The major sensory nerve supply to the hip comes from the obturator nerve, with important contributions from the femoral nerve, superior gluteal nerve, sciatic nerve and the nerve to quadratus femoris18 and therefore any lesion higher than the origin of these nerves would render the hips insensate. Affliction of the hips by Charcot’s neuroarthopathy has been reported in isolated case reports or small series in etiologies ranging from diabetes mellitus,19 tabesdorsalis,20 chondrosarcoma of the cervical spine,10 congenital insensitivity to pain,11 intra-articular steroid use21 and even the use of epidural anesthesia in total joint arthroplasty.22
We believe that this differentiation in etiology of a neuropathic hip is important because the patients with motor power may do well with total hip arthroplasty, although this is known to be fraught with its own complications,23 whereas a Girdlestone procedure or just symptomatic treatment may be the only option in patients with complete SCI, as in our case. Knee effusions and, less commonly, hip joint effusions and heterotopic ossification have been noted by different authors in the setting of SCI.6 Repetitive microtrauma has been implicated in the etiology but the significance of such a finding and whether it precedes heterotopic ossification and possibly arthropathy is still unclear.

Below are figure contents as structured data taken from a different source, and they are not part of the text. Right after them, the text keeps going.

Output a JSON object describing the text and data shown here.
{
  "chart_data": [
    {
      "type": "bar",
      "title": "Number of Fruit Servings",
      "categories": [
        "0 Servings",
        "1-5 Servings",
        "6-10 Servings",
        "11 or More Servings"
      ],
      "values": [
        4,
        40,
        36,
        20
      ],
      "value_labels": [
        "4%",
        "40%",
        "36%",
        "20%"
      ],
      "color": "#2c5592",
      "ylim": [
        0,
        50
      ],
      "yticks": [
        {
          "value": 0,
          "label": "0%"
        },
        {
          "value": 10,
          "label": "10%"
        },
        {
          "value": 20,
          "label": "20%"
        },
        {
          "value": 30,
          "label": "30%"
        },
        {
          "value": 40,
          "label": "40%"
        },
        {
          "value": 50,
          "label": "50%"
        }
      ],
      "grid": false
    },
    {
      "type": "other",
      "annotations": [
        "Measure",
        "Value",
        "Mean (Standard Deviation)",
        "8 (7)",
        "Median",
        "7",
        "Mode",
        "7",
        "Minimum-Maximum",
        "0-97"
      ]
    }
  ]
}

How and when to screen for development of neuroarthropathy of the hip in a patient with SCI is a question open to debate. Patients with SCI are already much compromised in their ability to ambulate. Occurrence of hip neuroarthropathy in them can severely compromise their ability for wheelchair ambulation and transfer because the resultant effusion and swelling can be massive and cause skin breakdown. We feel that early recognition and a Girdlestone arthroplasty of the affected hip can mitigate this problem. In any case, awareness of this problem in the setting of SCI can prevent delays in management and the development of pressure sores and ulcers, which are a menace to manage and incur substantial resources, both professional and financial, which are both scarce in our setting of a rural majority and a socioeconomically constrained population.